Sunday, April 3, 2016

Then you stand.

It's really hard sometimes because it's like my friends can tell something is up but they don't know what. I struggle listening to them sometimes because I'm hurting and I'm overwhelmed and I feel so disconnected from them. And I know I'm choosing that. I'm choosing for only D and J to know. I haven't really seen anyone and I barely talk to anyone unless they initiate a conversation or I'm purposely trying to ensure I'm not acting super odd to them. I am responding for the sake of not striking panic or curiosity not because I actually want to talk. I purposely avoid hanging out or make sure I'm scheduled to work so that I can say no. I saw B for the first time in like 5 weeks last week. It's super tough to be around anyone. I spent 3 days bawling to my mom, texting J while he was in China talking about it all and how much it sucks. And when I said thank you and apologized to him for my drunken ramblings he just told me he wasn't judging me, especially knowing what I was going through. I just feel lost.
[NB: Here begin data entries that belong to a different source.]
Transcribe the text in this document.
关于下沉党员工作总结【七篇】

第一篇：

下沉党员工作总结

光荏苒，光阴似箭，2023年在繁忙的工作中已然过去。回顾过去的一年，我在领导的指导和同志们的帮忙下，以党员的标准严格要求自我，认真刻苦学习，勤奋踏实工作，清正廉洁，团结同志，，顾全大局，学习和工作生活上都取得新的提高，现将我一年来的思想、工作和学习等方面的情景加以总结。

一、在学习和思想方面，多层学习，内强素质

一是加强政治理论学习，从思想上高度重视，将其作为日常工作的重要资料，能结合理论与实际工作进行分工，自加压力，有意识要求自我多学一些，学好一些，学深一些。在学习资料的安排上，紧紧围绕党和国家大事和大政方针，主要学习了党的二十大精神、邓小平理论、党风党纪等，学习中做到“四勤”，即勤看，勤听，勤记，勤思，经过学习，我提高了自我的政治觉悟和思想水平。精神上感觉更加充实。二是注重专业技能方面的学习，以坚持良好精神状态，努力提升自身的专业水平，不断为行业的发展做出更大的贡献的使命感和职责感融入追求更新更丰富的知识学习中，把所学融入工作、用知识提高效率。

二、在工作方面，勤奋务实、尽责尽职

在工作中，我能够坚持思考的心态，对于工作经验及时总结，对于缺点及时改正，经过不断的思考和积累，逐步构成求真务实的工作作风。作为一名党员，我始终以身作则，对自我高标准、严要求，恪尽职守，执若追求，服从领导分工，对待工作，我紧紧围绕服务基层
Helpless. I'm trying to be positive and stay busy and trust that I will get through this. I've been through so many things and this is just one more. Another lesson. I don't know how, I have absolutely no idea how I'll make it through this right now but I will be better, smarter, stronger after this. 
I'm really looking forward to D getting back so that I have someone else to hold me up, to remind me I'll be okay and make me laugh.